The purpose of philosophy, if one call so would in its simplest expression to enable our minds to remain open, encourage us to question everything and motivate us to doubt everything and to be engaged in a constant process of refinement to our answers to the mysteries of life and the Universe.
This gist, with a tour of western world philosophy was in the most effective manner delivered by Jostien Gaarder in his book Sophie’s World.
Reading this book has been a personal favourite experience, for my evolution of philosophies and understanding has to a great extent tread the same path as the humanity has. From being brought up as a pious Hindu with idol worship and other superstitions, I took a step into interpreting religion as the worship of one formless, thus letting go the bindings of religion. ‘Either one God, or No God’, was my mantra during the transitionary phase of my theism. With increasing influence of Science, and the pursuit of rationalism and logic, I delved into the state of mind where it seemed quite obvious that Man created God, and not vice versa. My own question of ethics and its relation to religion seemed to take shape as a simple, personal ideology that I am convinved to follow, and live by.
Sophie’s World is remarkable in many ways.
The ease with which millennia of ideas pertaining to philosophy have been made comprehensive is a feat by itself. A gradual increment from one idea to another emphasising on the motives for the ‘philosophy project’, in a particular zeitgeist of society has been the missing piece of understanding philosophy.
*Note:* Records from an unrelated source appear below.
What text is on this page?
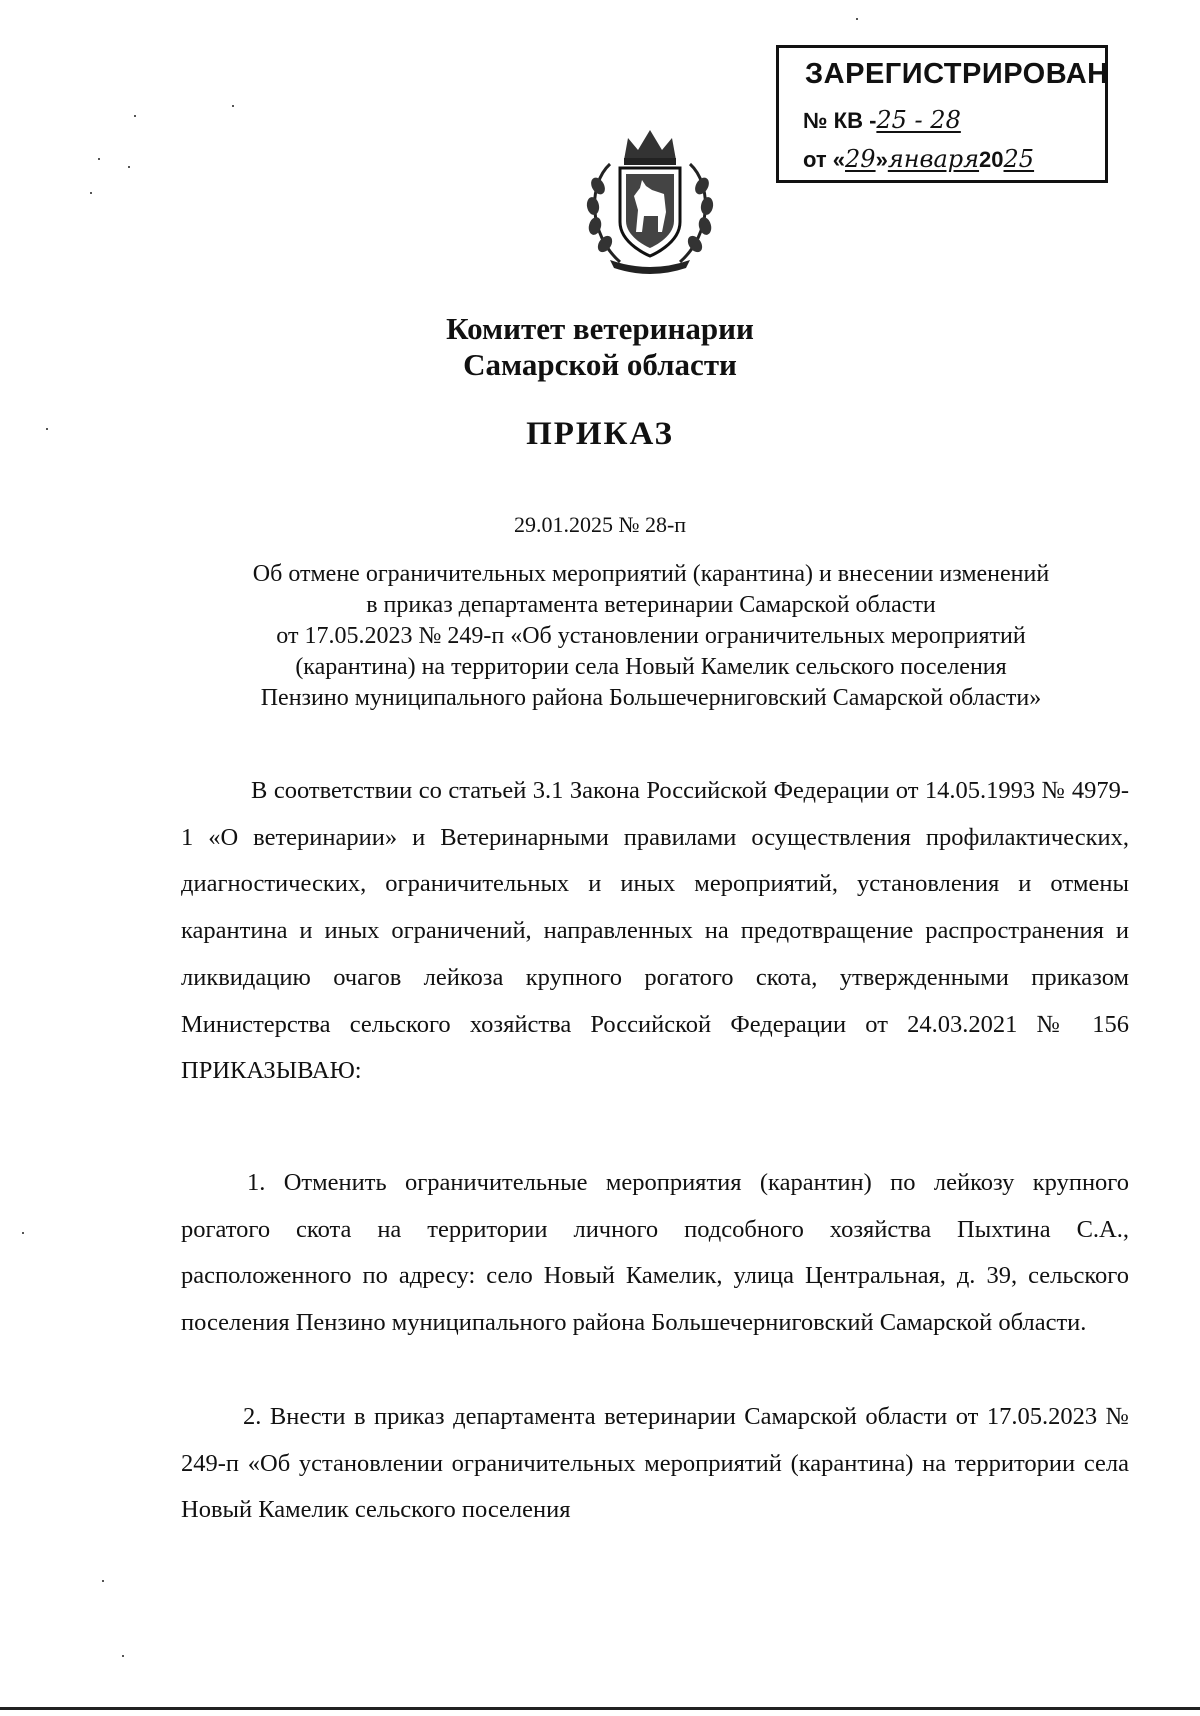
ЗАРЕГИСТРИРОВАН
№ КВ -25 - 28
от «29»января2025
Комитет ветеринарии
Самарской области
ПРИКАЗ
29.01.2025 № 28-п
Об отмене ограничительных мероприятий (карантина) и внесении изменений
в приказ департамента ветеринарии Самарской области
от 17.05.2023 № 249-п «Об установлении ограничительных мероприятий
(карантина) на территории села Новый Камелик сельского поселения
Пензино муниципального района Большечерниговский Самарской области»
В соответствии со статьей 3.1 Закона Российской Федерации от 14.05.1993 № 4979-1 «О ветеринарии» и Ветеринарными правилами осуществления профилактических, диагностических, ограничительных и иных мероприятий, установления и отмены карантина и иных ограничений, направленных на предотвращение распространения и ликвидацию очагов лейкоза крупного рогатого скота, утвержденными приказом Министерства сельского хозяйства Российской Федерации от 24.03.2021 № 156 ПРИКАЗЫВАЮ:
1. Отменить ограничительные мероприятия (карантин) по лейкозу крупного рогатого скота на территории личного подсобного хозяйства Пыхтина С.А., расположенного по адресу: село Новый Камелик, улица Центральная, д. 39, сельского поселения Пензино муниципального района Большечерниговский Самарской области.
2. Внести в приказ департамента ветеринарии Самарской области от 17.05.2023 № 249-п «Об установлении ограничительных мероприятий (карантина) на территории села Новый Камелик сельского поселения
My previous attempt at philosophy ,with dialectic materialism was a non starter because the historical context of the ideas are not clear.
The problems haunting the inquisitory sense of us humans, can be quenched only at least we are engaged in pursuit of some of the questions about our own existence and that of the Universe.
A peek into the sky at night, with the curtain of glittering stars , beyond a spectacle, is as if I am standing and staring at the mystery of the world. The questions which can arise from this sight are disturbing, in a pleasant way. The sheer number of these stars, the light years of distance, the expanse and our contemplation of this wonder! I wonder, how can a mind not wonder at itself when engaged in the wonder of universe.
The faculty of wonder, that which is bestowed to us, and that is manifested while we are infants has to be carried on and must be used as the forceps using which we must probe into the Universe, seeking gratification in reason and comprehension. That again is the purpose of Philosophy!